The VA disability 5 year rule safeguards veterans from a decision by the VA to lower their disability rating after five years. After five years, it becomes much more challenging for VA to lower your rating.
What is the VA disability 5 year rule?
Once a VA rating has been the same for 5 years it is considered to be static. If a rating is not yet considered to be static, the VA can reduce a rating based on a single exam. Typically, the VA must be able to demonstrate that your disability has significantly improved over time and will continue to do so under normal circumstances before reducing your rating once it has become static.
How can the VA reduce a rating?
When a rating is first assigned and the condition is expected to improve, the VA will usually order a new C&P exam in 2 to 4 years. If you receive one of these exam notices, do not panic. It does not mean that you are going to lose your VA benefits. If you get medical treatment outside the VA Health System you can sign a release for the VA to order your records or you can submit them yourself. If your condition has not improved then the VA will likely continue your rating.

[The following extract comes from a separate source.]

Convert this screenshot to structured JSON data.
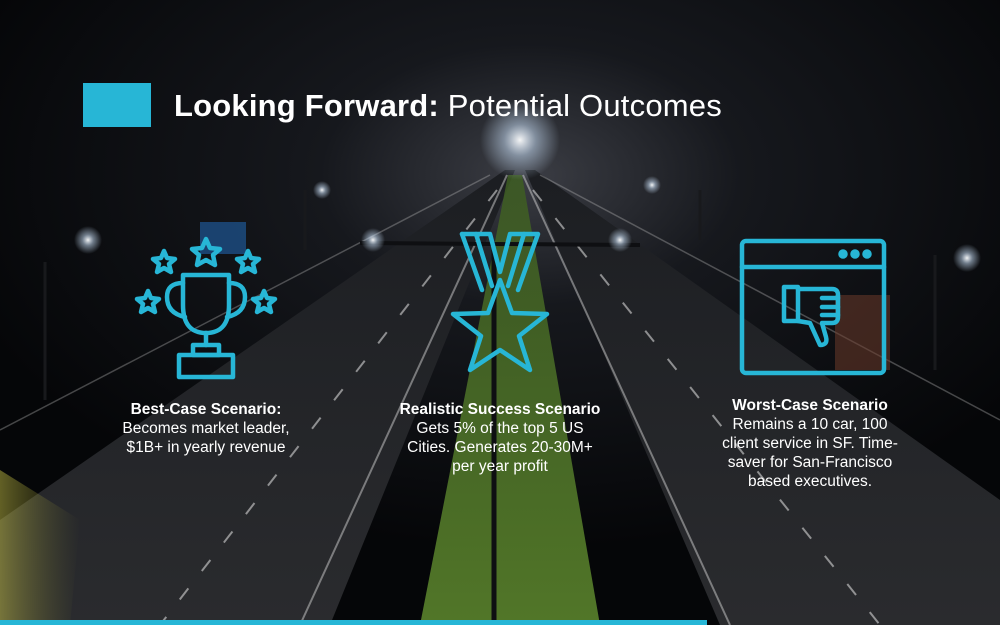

If you receive a notice that the VA is proposing to reduce your rating, you should consider speaking with an accredited veterans lawyer before you respond. You have only 60 days to respond and provide evidence that your rating should not be decreased if you want your rating (and payments) to remain the same while you appeal the decision. If you do not respond, the rating reduction will become final. You can still appeal the decision, but your rating (and corresponding payment) will remain reduced unless the appeal results in the restoration of your higher rating.